China and Tanzania share a long history of cooperation, tracing back to the 1960s, which also serves as bridge of friendship between China and Africa, Cheng Cheng, associate research fellow with the Chongyang Institute for Financial Studies at Renmin University of China, told the Global Times on Wednesday. 


"However, cooperation between the two countries faced difficulties in the last two years, as the economic outlook of the East African nation was not as good as expected amid restructuring," he said. 


Chinese Foreign Minister Wang Yi met Tanzanian Prime Minister Kassim Majaliwa in Dar es Salaam, capital of Tanzania, on Tuesday (Tanzanian time), and pledged to push forward cooperation between the two countries, according to the website of China's Ministry of Foreign Affairs. Tanzania is willing to work with China and Zambia to revitalize the Tanzania-Zambia Railway and to let China play a greater role in its development, according to the website. 


At least 200 factories are planned to launch in the country within the next three years under China-Tanzania cooperation, creating 200,000 jobs, Mindi Kasiga, head of communications in the Ministry of Foreign Affairs and East African Cooperation, was quoted as saying by local online news site dailynews.co.tz on Friday. 


"Minister Wang's visit turned some outcomes of the Johannesburg Summit into concrete result," Cheng said. 


As an important outcome of the Johannesburg Summit of the Forum on China-Africa Cooperation in December 2015, the China-Africa Cooperation Johannesburg Action Plan (2016-18) outlines cooperation in various sectors such as agriculture and infrastructure. 


China is Tanzania's largest trading partner, according to a November 2015 post on the website of the Economic and Commercial Representation of China in Tanzania. Total trade volume between the two nations hit a record high of $4.32 billion in 2014 and reached $2.31 billion in the first half of 2015, which is the latest data available. 


As a follow-up to the summit, cooperation between China and African countries is evolving from government- to market-driven, from merchandise trade to capacity and processing trade and from contractor model to integration of investment, installation and operation, which will change Chinese companies' way of investing and operating business in Africa, Cheng noted. 


"The market-driven business will help allocate resources. The major player in investing in Africa should be companies instead of governments," he said. 


Challenges remain 


Although reforms set by Tanzania President John Magufuli have been taking shape and have renewed the economic outlook of the country, the depreciation of the Tanzanian shilling has weighed on business, Cheng noted. 

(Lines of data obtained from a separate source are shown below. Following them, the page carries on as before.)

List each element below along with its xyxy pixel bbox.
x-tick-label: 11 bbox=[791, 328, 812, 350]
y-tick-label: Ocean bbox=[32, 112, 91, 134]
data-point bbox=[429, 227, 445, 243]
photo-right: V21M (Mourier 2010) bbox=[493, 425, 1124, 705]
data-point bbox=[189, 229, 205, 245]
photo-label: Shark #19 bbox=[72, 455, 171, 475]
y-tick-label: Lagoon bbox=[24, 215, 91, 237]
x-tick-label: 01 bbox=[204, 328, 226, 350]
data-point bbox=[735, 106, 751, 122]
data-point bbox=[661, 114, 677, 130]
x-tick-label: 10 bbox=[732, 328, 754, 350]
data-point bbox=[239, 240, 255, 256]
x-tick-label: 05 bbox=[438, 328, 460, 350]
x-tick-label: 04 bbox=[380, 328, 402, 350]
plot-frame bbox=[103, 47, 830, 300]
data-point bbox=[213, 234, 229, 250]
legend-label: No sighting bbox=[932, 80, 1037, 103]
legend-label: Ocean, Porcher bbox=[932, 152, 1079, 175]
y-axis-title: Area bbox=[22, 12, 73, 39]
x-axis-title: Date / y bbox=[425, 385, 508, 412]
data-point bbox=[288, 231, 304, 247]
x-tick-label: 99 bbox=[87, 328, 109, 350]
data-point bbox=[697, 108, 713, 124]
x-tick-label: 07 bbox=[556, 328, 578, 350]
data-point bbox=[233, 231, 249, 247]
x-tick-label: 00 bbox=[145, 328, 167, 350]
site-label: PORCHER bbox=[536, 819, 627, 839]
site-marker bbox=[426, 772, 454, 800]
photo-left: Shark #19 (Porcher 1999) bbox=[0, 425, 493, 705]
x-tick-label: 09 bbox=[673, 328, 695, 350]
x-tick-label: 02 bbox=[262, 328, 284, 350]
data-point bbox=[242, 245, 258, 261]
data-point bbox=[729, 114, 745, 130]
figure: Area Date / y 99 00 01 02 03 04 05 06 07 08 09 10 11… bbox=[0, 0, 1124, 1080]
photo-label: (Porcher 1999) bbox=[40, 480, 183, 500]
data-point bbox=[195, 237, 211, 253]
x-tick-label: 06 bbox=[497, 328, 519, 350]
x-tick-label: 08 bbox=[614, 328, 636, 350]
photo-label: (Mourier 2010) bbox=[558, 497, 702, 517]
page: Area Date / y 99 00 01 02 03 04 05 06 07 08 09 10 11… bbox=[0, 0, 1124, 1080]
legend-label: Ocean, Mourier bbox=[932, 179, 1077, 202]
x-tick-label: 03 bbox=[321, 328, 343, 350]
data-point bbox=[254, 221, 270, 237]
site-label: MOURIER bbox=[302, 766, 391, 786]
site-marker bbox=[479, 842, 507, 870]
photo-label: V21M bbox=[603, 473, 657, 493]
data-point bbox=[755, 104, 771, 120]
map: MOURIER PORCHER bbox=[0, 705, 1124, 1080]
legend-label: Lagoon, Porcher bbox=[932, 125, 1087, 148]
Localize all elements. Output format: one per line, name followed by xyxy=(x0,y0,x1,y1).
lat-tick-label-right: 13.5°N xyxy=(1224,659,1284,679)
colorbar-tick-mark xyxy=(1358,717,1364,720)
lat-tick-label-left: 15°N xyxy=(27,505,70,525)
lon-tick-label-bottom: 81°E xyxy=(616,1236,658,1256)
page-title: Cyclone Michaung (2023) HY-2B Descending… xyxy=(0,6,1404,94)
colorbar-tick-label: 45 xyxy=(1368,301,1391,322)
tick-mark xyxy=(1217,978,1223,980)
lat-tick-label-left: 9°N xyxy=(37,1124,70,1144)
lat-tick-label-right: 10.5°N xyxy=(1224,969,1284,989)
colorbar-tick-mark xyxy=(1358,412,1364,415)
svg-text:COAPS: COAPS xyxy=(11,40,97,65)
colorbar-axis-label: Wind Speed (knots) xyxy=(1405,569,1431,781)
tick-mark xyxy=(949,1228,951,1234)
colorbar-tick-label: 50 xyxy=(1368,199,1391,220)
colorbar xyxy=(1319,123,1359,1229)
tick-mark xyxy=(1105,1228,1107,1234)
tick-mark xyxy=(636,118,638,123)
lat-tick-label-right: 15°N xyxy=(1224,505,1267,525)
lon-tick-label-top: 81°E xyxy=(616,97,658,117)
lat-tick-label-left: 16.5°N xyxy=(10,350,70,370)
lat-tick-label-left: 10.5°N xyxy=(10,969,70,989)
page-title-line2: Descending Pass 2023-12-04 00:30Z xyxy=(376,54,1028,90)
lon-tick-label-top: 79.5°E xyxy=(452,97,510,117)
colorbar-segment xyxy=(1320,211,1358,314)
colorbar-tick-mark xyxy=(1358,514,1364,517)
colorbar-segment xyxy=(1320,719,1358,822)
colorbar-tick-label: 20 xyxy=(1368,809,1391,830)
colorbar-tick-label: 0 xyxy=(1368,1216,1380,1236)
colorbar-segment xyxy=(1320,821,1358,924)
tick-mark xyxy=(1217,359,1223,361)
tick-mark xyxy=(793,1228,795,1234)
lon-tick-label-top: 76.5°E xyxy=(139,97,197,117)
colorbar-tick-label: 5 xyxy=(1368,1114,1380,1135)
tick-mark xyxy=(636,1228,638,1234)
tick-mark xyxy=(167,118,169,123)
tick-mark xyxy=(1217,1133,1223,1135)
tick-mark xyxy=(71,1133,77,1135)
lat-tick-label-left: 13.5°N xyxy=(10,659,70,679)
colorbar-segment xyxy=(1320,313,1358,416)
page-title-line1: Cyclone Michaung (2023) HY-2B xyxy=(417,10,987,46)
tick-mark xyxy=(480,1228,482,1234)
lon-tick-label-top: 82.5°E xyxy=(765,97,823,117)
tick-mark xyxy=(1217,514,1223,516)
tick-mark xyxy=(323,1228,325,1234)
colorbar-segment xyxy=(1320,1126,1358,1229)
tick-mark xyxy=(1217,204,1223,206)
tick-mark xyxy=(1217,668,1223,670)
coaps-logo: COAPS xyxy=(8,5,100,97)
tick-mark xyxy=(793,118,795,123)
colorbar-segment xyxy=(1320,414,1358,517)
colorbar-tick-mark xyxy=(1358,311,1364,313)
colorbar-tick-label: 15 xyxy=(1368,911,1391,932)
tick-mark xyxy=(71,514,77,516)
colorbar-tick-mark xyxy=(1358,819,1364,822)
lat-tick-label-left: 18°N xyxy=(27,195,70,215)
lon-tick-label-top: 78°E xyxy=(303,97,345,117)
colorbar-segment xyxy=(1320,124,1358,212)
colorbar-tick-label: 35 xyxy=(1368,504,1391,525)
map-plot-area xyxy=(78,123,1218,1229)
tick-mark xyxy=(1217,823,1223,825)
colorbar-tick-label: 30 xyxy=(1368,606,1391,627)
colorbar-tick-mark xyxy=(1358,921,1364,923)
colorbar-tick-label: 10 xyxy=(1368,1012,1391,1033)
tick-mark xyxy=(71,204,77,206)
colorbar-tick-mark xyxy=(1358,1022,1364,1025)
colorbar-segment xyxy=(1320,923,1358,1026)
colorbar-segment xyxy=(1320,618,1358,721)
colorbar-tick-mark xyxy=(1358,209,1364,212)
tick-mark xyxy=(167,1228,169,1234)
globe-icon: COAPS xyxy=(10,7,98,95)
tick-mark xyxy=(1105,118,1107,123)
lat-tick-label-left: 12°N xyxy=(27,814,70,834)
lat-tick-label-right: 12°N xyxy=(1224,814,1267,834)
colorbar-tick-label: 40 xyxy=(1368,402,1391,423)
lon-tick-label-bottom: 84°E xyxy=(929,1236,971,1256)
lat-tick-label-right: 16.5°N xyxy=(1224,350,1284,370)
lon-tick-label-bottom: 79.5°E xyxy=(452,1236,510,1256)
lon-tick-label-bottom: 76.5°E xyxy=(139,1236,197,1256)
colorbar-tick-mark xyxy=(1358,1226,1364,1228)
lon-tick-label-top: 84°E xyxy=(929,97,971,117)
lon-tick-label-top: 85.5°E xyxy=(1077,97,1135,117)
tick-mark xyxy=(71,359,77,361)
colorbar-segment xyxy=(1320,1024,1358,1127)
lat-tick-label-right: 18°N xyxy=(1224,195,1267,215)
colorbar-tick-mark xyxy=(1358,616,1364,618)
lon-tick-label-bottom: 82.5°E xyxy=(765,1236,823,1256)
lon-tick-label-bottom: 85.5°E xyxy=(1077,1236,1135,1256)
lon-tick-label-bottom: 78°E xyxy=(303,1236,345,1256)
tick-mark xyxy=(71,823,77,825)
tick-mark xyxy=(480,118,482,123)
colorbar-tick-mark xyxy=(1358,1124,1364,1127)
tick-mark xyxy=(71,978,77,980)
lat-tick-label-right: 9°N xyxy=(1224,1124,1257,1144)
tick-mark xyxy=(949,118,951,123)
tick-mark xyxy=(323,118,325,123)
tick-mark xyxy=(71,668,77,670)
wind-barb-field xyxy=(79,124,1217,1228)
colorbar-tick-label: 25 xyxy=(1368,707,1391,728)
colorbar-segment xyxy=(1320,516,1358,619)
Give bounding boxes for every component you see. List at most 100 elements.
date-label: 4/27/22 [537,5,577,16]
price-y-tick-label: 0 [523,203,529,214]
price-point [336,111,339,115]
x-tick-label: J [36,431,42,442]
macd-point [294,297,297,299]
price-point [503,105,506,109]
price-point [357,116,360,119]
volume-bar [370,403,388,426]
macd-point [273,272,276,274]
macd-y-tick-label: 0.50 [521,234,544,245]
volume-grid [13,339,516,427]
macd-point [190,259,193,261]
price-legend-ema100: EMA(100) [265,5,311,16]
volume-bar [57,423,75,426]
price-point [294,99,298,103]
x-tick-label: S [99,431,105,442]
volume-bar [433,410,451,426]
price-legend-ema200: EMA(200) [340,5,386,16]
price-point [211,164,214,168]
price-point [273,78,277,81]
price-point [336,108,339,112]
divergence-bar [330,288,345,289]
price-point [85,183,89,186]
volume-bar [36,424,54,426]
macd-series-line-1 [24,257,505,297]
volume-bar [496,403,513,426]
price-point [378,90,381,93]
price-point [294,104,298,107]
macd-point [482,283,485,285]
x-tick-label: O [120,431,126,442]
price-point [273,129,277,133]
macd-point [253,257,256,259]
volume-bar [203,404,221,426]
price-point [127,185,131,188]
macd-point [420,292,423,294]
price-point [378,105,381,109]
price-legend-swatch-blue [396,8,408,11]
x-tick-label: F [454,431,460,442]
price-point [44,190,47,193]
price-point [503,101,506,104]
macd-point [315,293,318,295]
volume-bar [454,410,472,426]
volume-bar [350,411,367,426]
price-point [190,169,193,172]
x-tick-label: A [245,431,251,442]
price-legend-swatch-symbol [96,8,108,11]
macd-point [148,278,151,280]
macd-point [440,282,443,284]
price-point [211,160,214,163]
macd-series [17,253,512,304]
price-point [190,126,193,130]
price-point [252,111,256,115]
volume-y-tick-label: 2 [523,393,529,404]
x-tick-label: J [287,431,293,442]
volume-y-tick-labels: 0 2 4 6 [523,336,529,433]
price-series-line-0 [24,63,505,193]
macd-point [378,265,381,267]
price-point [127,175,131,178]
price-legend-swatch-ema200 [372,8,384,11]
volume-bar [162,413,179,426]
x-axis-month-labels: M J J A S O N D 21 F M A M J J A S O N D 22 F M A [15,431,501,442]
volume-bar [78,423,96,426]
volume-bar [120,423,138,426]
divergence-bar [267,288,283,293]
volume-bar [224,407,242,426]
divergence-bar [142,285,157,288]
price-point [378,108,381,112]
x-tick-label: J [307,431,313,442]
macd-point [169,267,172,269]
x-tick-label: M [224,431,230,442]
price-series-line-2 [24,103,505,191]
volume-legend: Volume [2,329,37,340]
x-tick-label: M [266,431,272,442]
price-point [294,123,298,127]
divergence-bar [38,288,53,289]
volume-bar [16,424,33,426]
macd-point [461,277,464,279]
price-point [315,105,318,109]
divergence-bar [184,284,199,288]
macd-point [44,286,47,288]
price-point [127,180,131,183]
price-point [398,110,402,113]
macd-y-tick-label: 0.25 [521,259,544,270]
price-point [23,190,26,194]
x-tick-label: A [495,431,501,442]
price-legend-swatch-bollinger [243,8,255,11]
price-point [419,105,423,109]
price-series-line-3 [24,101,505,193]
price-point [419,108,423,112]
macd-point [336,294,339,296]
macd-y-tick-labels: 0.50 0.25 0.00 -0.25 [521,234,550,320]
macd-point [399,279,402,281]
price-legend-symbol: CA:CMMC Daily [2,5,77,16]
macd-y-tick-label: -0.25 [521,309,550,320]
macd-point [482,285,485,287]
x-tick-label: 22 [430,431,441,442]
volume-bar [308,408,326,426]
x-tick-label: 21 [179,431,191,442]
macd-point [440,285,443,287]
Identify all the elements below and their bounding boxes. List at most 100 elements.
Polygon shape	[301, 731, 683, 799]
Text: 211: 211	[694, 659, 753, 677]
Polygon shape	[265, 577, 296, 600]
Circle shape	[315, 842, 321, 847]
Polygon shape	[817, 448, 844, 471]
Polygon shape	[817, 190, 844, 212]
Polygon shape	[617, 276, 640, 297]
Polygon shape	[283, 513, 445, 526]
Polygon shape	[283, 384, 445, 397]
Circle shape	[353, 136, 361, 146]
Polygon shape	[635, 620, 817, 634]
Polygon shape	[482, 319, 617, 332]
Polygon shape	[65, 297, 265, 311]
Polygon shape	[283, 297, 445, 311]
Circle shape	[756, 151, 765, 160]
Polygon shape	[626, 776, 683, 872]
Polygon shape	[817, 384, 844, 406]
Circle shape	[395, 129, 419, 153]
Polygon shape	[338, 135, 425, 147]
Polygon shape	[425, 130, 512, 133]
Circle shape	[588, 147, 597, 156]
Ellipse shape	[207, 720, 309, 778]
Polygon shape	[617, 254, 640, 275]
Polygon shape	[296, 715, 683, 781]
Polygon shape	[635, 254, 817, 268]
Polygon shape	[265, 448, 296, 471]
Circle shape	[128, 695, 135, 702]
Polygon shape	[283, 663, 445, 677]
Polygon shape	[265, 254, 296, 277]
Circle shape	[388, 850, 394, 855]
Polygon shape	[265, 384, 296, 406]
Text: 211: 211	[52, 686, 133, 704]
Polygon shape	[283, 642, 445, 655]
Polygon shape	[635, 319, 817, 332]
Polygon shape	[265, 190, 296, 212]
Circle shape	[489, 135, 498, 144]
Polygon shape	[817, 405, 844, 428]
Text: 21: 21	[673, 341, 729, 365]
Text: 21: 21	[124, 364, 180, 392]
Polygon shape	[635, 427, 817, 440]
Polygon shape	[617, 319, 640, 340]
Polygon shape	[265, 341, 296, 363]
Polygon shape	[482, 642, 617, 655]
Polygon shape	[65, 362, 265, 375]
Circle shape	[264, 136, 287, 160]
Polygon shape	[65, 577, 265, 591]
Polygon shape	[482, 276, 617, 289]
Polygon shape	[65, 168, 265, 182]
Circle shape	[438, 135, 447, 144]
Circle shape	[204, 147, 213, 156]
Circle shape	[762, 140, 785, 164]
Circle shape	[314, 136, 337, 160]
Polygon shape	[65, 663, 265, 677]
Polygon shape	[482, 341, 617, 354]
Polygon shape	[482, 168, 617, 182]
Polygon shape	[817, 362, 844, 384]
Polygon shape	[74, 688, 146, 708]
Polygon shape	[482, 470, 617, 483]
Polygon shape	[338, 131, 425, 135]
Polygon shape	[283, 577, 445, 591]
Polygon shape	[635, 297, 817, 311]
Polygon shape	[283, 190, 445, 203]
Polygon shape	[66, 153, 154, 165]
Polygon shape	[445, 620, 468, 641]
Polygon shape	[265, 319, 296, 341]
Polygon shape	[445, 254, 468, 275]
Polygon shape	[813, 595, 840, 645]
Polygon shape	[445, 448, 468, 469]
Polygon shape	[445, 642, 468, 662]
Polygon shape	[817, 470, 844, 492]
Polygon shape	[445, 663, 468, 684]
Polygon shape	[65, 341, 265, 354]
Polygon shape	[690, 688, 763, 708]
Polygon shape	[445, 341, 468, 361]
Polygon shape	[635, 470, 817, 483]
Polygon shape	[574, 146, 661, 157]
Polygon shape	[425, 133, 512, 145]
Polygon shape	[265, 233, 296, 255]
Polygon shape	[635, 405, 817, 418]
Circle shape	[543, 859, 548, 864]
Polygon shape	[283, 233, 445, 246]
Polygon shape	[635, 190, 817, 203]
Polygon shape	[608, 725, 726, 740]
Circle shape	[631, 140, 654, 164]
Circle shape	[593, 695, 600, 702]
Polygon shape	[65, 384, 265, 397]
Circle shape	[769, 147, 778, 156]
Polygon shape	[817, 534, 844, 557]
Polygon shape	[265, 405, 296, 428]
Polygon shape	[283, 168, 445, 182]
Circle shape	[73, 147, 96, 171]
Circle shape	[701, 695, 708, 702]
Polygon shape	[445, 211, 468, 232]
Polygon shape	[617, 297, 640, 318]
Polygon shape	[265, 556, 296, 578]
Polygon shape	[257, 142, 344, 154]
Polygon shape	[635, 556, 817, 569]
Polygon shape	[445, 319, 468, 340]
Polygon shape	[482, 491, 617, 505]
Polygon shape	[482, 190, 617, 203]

The depreciation of the currency creates uncertainty for trade and business, a representative from a Chinese company invested in Tanzania, who prefers not to be identified, told the Global Times on Wednesday night. 


Other African countries have been dealing with slowing economic growth, which impacted Chinese investments through shrinking profits or with tightened restrictions on foreign currencies, said He Wenping, a research fellow at the Institute of West-Asian and African Studies, Chinese Academy of Social Sciences.


The major reason behind the sluggish economic growth in Africa is that countries are seen as sources of raw materials, and have not taken part in the global value chain, said Cheng. 


"China has been pushing industrial capacity cooperation with Africa in an effort to help integrate local industries into the chain, which is fundamentally different from the cooperation model between Africa and Western countries," he said, noting that this also requires continuous improvements in the local business environment. 


In addition to paving a way for further development of trade, African countries should work more on enhancing intercontinental convenience. For example, figuring out favorable tariff policies between countries, He noted. "There are limitations now, which hinder the economic growth of the continent as a whole," He added.